Built in 1985, the two-story, garden-style property, located at 4620 West McDowell Road, measures 166,412 square feet and features a mix of studio, one- and two-bedroom units. Community amenities include two pools, fitness center, covered parking, soccer field, playground and infinity water feature. Tierra Santa is conveniently located in proximity to many of the West Valley’s premiere entertainment and dining experiences, outdoor recreation activities and ever-expanding lifestyle amenities.
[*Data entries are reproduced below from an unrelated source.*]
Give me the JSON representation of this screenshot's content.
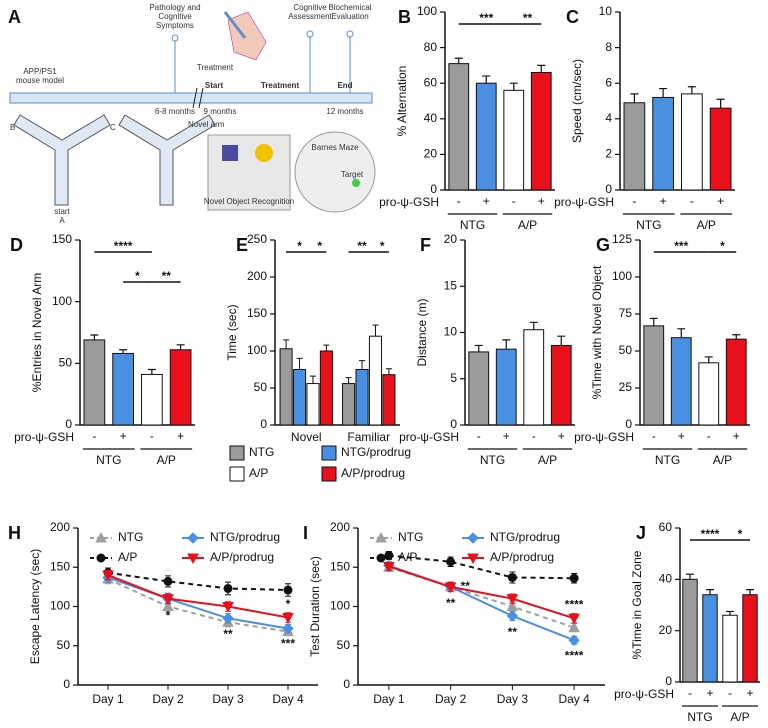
{
  "diagram": {
    "panel": "A",
    "pathology": [
      "Pathology and",
      "Cognitive",
      "Symptoms"
    ],
    "treatment_icon": "Treatment",
    "cognitive": [
      "Cognitive",
      "Assessment"
    ],
    "biochemical": [
      "Biochemical",
      "Evaluation"
    ],
    "model": [
      "APP/PS1",
      "mouse model"
    ],
    "age1": "6-8 months",
    "start": "Start",
    "age2": "9 months",
    "treatment": "Treatment",
    "end": "End",
    "age3": "12 months",
    "arm_b": "B",
    "arm_c": "C",
    "start_arm": "start",
    "arm_a": "A",
    "novel_arm": "Novel arm",
    "nor": "Novel Object Recognition",
    "barnes": "Barnes Maze",
    "target": "Target"
  },
  "chart_data": [
    {
      "type": "bar",
      "panel": "B",
      "ylabel": "% Alternation",
      "categories": [
        "-",
        "+",
        "-",
        "+"
      ],
      "groups": [
        "NTG",
        "A/P"
      ],
      "treatment_label": "pro-ψ-GSH",
      "values": [
        71,
        60,
        56,
        66
      ],
      "errors": [
        3,
        4,
        4,
        4
      ],
      "colors": [
        "#9b9b9b",
        "#4a90e2",
        "#ffffff",
        "#e8101a"
      ],
      "ylim": [
        0,
        100
      ],
      "yticks": [
        0,
        20,
        40,
        60,
        80,
        100
      ],
      "significance": [
        {
          "from": 0,
          "to": 2,
          "label": "***"
        },
        {
          "from": 2,
          "to": 3,
          "label": "**"
        }
      ]
    },
    {
      "type": "bar",
      "panel": "C",
      "ylabel": "Speed (cm/sec)",
      "categories": [
        "-",
        "+",
        "-",
        "+"
      ],
      "groups": [
        "NTG",
        "A/P"
      ],
      "treatment_label": "pro-ψ-GSH",
      "values": [
        4.9,
        5.2,
        5.4,
        4.6
      ],
      "errors": [
        0.5,
        0.5,
        0.4,
        0.5
      ],
      "colors": [
        "#9b9b9b",
        "#4a90e2",
        "#ffffff",
        "#e8101a"
      ],
      "ylim": [
        0,
        10
      ],
      "yticks": [
        0,
        2,
        4,
        6,
        8,
        10
      ],
      "significance": []
    },
    {
      "type": "bar",
      "panel": "D",
      "ylabel": "%Entries in Novel Arm",
      "categories": [
        "-",
        "+",
        "-",
        "+"
      ],
      "groups": [
        "NTG",
        "A/P"
      ],
      "treatment_label": "pro-ψ-GSH",
      "values": [
        69,
        58,
        41,
        61
      ],
      "errors": [
        4,
        3,
        4,
        4
      ],
      "colors": [
        "#9b9b9b",
        "#4a90e2",
        "#ffffff",
        "#e8101a"
      ],
      "ylim": [
        0,
        150
      ],
      "yticks": [
        0,
        50,
        100,
        150
      ],
      "significance": [
        {
          "from": 0,
          "to": 2,
          "label": "****"
        },
        {
          "from": 1,
          "to": 2,
          "label": "*"
        },
        {
          "from": 2,
          "to": 3,
          "label": "**"
        }
      ]
    },
    {
      "type": "grouped_bar",
      "panel": "E",
      "ylabel": "Time (sec)",
      "categories": [
        "Novel",
        "Familiar"
      ],
      "series": [
        {
          "name": "NTG",
          "color": "#9b9b9b",
          "values": [
            103,
            56
          ],
          "errors": [
            12,
            8
          ]
        },
        {
          "name": "NTG/prodrug",
          "color": "#4a90e2",
          "values": [
            75,
            75
          ],
          "errors": [
            15,
            12
          ]
        },
        {
          "name": "A/P",
          "color": "#ffffff",
          "values": [
            56,
            120
          ],
          "errors": [
            10,
            15
          ]
        },
        {
          "name": "A/P/prodrug",
          "color": "#e8101a",
          "values": [
            100,
            68
          ],
          "errors": [
            8,
            8
          ]
        }
      ],
      "ylim": [
        0,
        250
      ],
      "yticks": [
        0,
        50,
        100,
        150,
        200,
        250
      ],
      "legend": "bottom",
      "significance": [
        {
          "category": 0,
          "from": 0,
          "to": 2,
          "label": "*"
        },
        {
          "category": 0,
          "from": 2,
          "to": 3,
          "label": "*"
        },
        {
          "category": 1,
          "from": 0,
          "to": 2,
          "label": "**"
        },
        {
          "category": 1,
          "from": 2,
          "to": 3,
          "label": "*"
        }
      ]
    },
    {
      "type": "bar",
      "panel": "F",
      "ylabel": "Distance (m)",
      "categories": [
        "-",
        "+",
        "-",
        "+"
      ],
      "groups": [
        "NTG",
        "A/P"
      ],
      "treatment_label": "pro-ψ-GSH",
      "values": [
        7.9,
        8.2,
        10.3,
        8.6
      ],
      "errors": [
        0.7,
        1,
        0.8,
        1
      ],
      "colors": [
        "#9b9b9b",
        "#4a90e2",
        "#ffffff",
        "#e8101a"
      ],
      "ylim": [
        0,
        20
      ],
      "yticks": [
        0,
        5,
        10,
        15,
        20
      ],
      "significance": []
    },
    {
      "type": "bar",
      "panel": "G",
      "ylabel": "%Time with Novel Object",
      "categories": [
        "-",
        "+",
        "-",
        "+"
      ],
      "groups": [
        "NTG",
        "A/P"
      ],
      "treatment_label": "pro-ψ-GSH",
      "values": [
        67,
        59,
        42,
        58
      ],
      "errors": [
        5,
        6,
        4,
        3
      ],
      "colors": [
        "#9b9b9b",
        "#4a90e2",
        "#ffffff",
        "#e8101a"
      ],
      "ylim": [
        0,
        125
      ],
      "yticks": [
        0,
        25,
        50,
        75,
        100,
        125
      ],
      "significance": [
        {
          "from": 0,
          "to": 2,
          "label": "***"
        },
        {
          "from": 2,
          "to": 3,
          "label": "*"
        }
      ]
    },
    {
      "type": "line",
      "panel": "H",
      "ylabel": "Escape Latency (sec)",
      "categories": [
        "Day 1",
        "Day 2",
        "Day 3",
        "Day 4"
      ],
      "series": [
        {
          "name": "NTG",
          "color": "#a0a0a0",
          "dash": true,
          "marker": "triangle",
          "values": [
            135,
            100,
            80,
            68
          ],
          "errors": [
            6,
            6,
            6,
            5
          ]
        },
        {
          "name": "A/P",
          "color": "#111111",
          "dash": true,
          "marker": "circle",
          "values": [
            143,
            132,
            123,
            121
          ],
          "errors": [
            6,
            7,
            8,
            8
          ]
        },
        {
          "name": "NTG/prodrug",
          "color": "#4a90e2",
          "dash": false,
          "marker": "diamond",
          "values": [
            137,
            110,
            85,
            72
          ],
          "errors": [
            6,
            7,
            6,
            5
          ]
        },
        {
          "name": "A/P/prodrug",
          "color": "#e8101a",
          "dash": false,
          "marker": "triangle-down",
          "values": [
            140,
            110,
            100,
            86
          ],
          "errors": [
            6,
            6,
            6,
            6
          ]
        }
      ],
      "ylim": [
        0,
        200
      ],
      "yticks": [
        0,
        50,
        100,
        150,
        200
      ],
      "legend": "top",
      "annotations": [
        {
          "series": 2,
          "x": 1,
          "label": "*",
          "position": "below"
        },
        {
          "series": 2,
          "x": 2,
          "label": "**",
          "position": "below"
        },
        {
          "series": 2,
          "x": 3,
          "label": "***",
          "position": "below"
        },
        {
          "series": 3,
          "x": 3,
          "label": "*",
          "position": "above"
        }
      ]
    },
    {
      "type": "line",
      "panel": "I",
      "ylabel": "Test Duration (sec)",
      "categories": [
        "Day 1",
        "Day 2",
        "Day 3",
        "Day 4"
      ],
      "series": [
        {
          "name": "NTG",
          "color": "#a0a0a0",
          "dash": true,
          "marker": "triangle",
          "values": [
            150,
            125,
            100,
            73
          ],
          "errors": [
            5,
            6,
            6,
            5
          ]
        },
        {
          "name": "A/P",
          "color": "#111111",
          "dash": true,
          "marker": "circle",
          "values": [
            165,
            157,
            137,
            136
          ],
          "errors": [
            5,
            6,
            7,
            6
          ]
        },
        {
          "name": "NTG/prodrug",
          "color": "#4a90e2",
          "dash": false,
          "marker": "diamond",
          "values": [
            152,
            125,
            88,
            57
          ],
          "errors": [
            5,
            6,
            6,
            5
          ]
        },
        {
          "name": "A/P/prodrug",
          "color": "#e8101a",
          "dash": false,
          "marker": "triangle-down",
          "values": [
            151,
            125,
            110,
            85
          ],
          "errors": [
            5,
            6,
            6,
            6
          ]
        }
      ],
      "ylim": [
        0,
        200
      ],
      "yticks": [
        0,
        50,
        100,
        150,
        200
      ],
      "legend": "top",
      "annotations": [
        {
          "series": 3,
          "x": 1,
          "label": "**",
          "position": "right"
        },
        {
          "series": 2,
          "x": 1,
          "label": "**",
          "position": "below"
        },
        {
          "series": 2,
          "x": 2,
          "label": "**",
          "position": "below"
        },
        {
          "series": 3,
          "x": 3,
          "label": "****",
          "position": "above"
        },
        {
          "series": 2,
          "x": 3,
          "label": "****",
          "position": "below"
        }
      ]
    },
    {
      "type": "bar",
      "panel": "J",
      "ylabel": "%Time in Goal Zone",
      "categories": [
        "-",
        "+",
        "-",
        "+"
      ],
      "groups": [
        "NTG",
        "A/P"
      ],
      "treatment_label": "pro-ψ-GSH",
      "values": [
        40,
        34,
        26,
        34
      ],
      "errors": [
        2,
        2,
        1.5,
        2
      ],
      "colors": [
        "#9b9b9b",
        "#4a90e2",
        "#ffffff",
        "#e8101a"
      ],
      "ylim": [
        0,
        60
      ],
      "yticks": [
        0,
        20,
        40,
        60
      ],
      "significance": [
        {
          "from": 0,
          "to": 2,
          "label": "****"
        },
        {
          "from": 2,
          "to": 3,
          "label": "*"
        }
      ]
    }
  ]
}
According to Newmark Research, 268,331 multifamily units were absorbed nationally during the third quarter of 2021, marking the highest quarterly absorption figure in history. As more workers return to the office and the cost to own single-family homes continues to rise to historic levels, rental housing is anticipated to see strong demand. The increased demand is projected to support strong levels of rent growth through the end 2022. For the 12 months ending in third quarter 2021, Phoenix experienced the highest rent growth of all major U.S. markets, with annual effective rent growth approaching 25%.
Polachek, Canter and Goff have been extremely active as of late, completing more than $850 million in sales over the past year with five currently in escrow, further confirming Metro Phoenix’s continued growth and quality underlying real estate fundamentals.